On Nov 11, 2009, at 9:31 PM, Denis Arnaud wrote:
> On Nov 8, 10:36 pm, Andrew Dalke <andrewda...@gmail.com> wrote:
>> Those should be
>> 6943439 ... I have no idea ...
>
> I guess that record 6943439 is encoded in UTF8. If so, it would
> correspond to:
> كاف الجاع
Since I have a terminal with UTF-8 encoding, and since that output
comes direct from my Python program, this also works.
>>> print '\xd9\x83\xd8\xa7\xd9\x81 \xd8\xa7\xd9\x84\xd8\xac\xd8\xa7
\xd8\xb9'
كاف الجاع
>>>
I was about to do
unicode('\xd9\x83\xd8\xa7\xd9\x81 \xd8\xa7\xd9\x84\xd8\xac\xd8\xa7\xd8
\xb9', "utf").encode("utf8")
when I realized that was rather pointless.
In any case, the "I have no idea" means that I don't know what goes
in the ASCII field for that name. The others I could handle by eye,
picking the closest looking ASCII character or by doing:
# Get the raw UTF-8 bytes
name = field[ascii_name_column]
# Convert to Unicode
name = unicode(name, "utf8")
# Normalize in a way that you'll have to consult
# the Unicode references for, then convert to ASCII.
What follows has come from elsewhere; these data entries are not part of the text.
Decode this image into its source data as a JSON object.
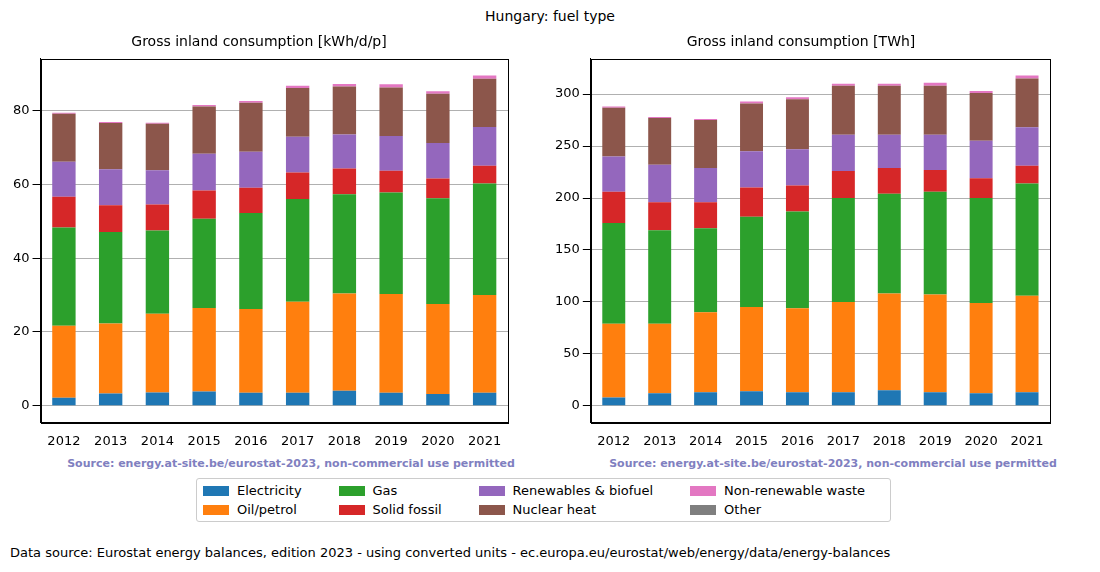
{
  "title": "Hungary: fuel type",
  "footnote": "Data source: Eurostat energy balances, edition 2023 - using converted units - ec.europa.eu/eurostat/web/energy/data/energy-balances",
  "chart_data": [
    {
      "type": "bar",
      "title": "Gross inland consumption [kWh/d/p]",
      "annotation": "Source: energy.at-site.be/eurostat-2023, non-commercial use permitted",
      "stacked": true,
      "grid": true,
      "legend": "bottom",
      "categories": [
        "2012",
        "2013",
        "2014",
        "2015",
        "2016",
        "2017",
        "2018",
        "2019",
        "2020",
        "2021"
      ],
      "ylim": [
        -4.5,
        94
      ],
      "yticks": [
        0,
        20,
        40,
        60,
        80
      ],
      "series": [
        {
          "name": "Electricity",
          "color": "#1f77b4",
          "values": [
            2.2,
            3.3,
            3.6,
            3.9,
            3.5,
            3.5,
            4.1,
            3.5,
            3.2,
            3.5
          ]
        },
        {
          "name": "Oil/petrol",
          "color": "#ff7f0e",
          "values": [
            19.5,
            19.0,
            21.3,
            22.6,
            22.7,
            24.7,
            26.3,
            26.8,
            24.4,
            26.5
          ]
        },
        {
          "name": "Gas",
          "color": "#2ca02c",
          "values": [
            26.6,
            24.8,
            22.6,
            24.2,
            26.0,
            27.8,
            26.9,
            27.5,
            28.6,
            30.2
          ]
        },
        {
          "name": "Solid fossil",
          "color": "#d62728",
          "values": [
            8.3,
            7.2,
            7.0,
            7.6,
            6.9,
            7.2,
            7.0,
            5.9,
            5.4,
            4.8
          ]
        },
        {
          "name": "Renewables & biofuel",
          "color": "#9467bd",
          "values": [
            9.5,
            9.8,
            9.3,
            10.0,
            9.7,
            9.7,
            9.2,
            9.4,
            9.6,
            10.5
          ]
        },
        {
          "name": "Nuclear heat",
          "color": "#8c564b",
          "values": [
            13.0,
            12.5,
            12.6,
            12.8,
            13.3,
            13.2,
            13.0,
            13.1,
            13.3,
            13.1
          ]
        },
        {
          "name": "Non-renewable waste",
          "color": "#e377c2",
          "values": [
            0.3,
            0.3,
            0.3,
            0.4,
            0.5,
            0.6,
            0.7,
            0.9,
            0.7,
            0.9
          ]
        },
        {
          "name": "Other",
          "color": "#7f7f7f",
          "values": [
            0,
            0,
            0,
            0,
            0,
            0,
            0,
            0,
            0,
            0
          ]
        }
      ]
    },
    {
      "type": "bar",
      "title": "Gross inland consumption [TWh]",
      "annotation": "Source: energy.at-site.be/eurostat-2023, non-commercial use permitted",
      "stacked": true,
      "grid": true,
      "legend": "bottom",
      "categories": [
        "2012",
        "2013",
        "2014",
        "2015",
        "2016",
        "2017",
        "2018",
        "2019",
        "2020",
        "2021"
      ],
      "ylim": [
        -16,
        334
      ],
      "yticks": [
        0,
        50,
        100,
        150,
        200,
        250,
        300
      ],
      "series": [
        {
          "name": "Electricity",
          "color": "#1f77b4",
          "values": [
            8,
            12,
            13,
            14,
            13,
            13,
            15,
            13,
            12,
            13
          ]
        },
        {
          "name": "Oil/petrol",
          "color": "#ff7f0e",
          "values": [
            71,
            67,
            77,
            81,
            81,
            87,
            93,
            94,
            87,
            93
          ]
        },
        {
          "name": "Gas",
          "color": "#2ca02c",
          "values": [
            97,
            90,
            81,
            87,
            93,
            100,
            96,
            99,
            101,
            108
          ]
        },
        {
          "name": "Solid fossil",
          "color": "#d62728",
          "values": [
            30,
            27,
            25,
            28,
            25,
            26,
            25,
            21,
            19,
            17
          ]
        },
        {
          "name": "Renewables & biofuel",
          "color": "#9467bd",
          "values": [
            34,
            36,
            33,
            35,
            35,
            35,
            32,
            34,
            36,
            37
          ]
        },
        {
          "name": "Nuclear heat",
          "color": "#8c564b",
          "values": [
            47,
            45,
            46,
            46,
            48,
            47,
            47,
            47,
            46,
            47
          ]
        },
        {
          "name": "Non-renewable waste",
          "color": "#e377c2",
          "values": [
            1,
            1,
            1,
            2,
            2,
            2,
            2,
            3,
            2,
            3
          ]
        },
        {
          "name": "Other",
          "color": "#7f7f7f",
          "values": [
            0,
            0,
            0,
            0,
            0,
            0,
            0,
            0,
            0,
            0
          ]
        }
      ]
    }
  ]
}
# short version: split out diacritics into composed characters
# then remove the composing characters.
name = unicodedata.normalize("NFKD", name).encode("ASCII",
"ignore")
but with pure Arabic this ended up as " ", which is the space in the
middle.
Andrew
da...@dalkescientific.com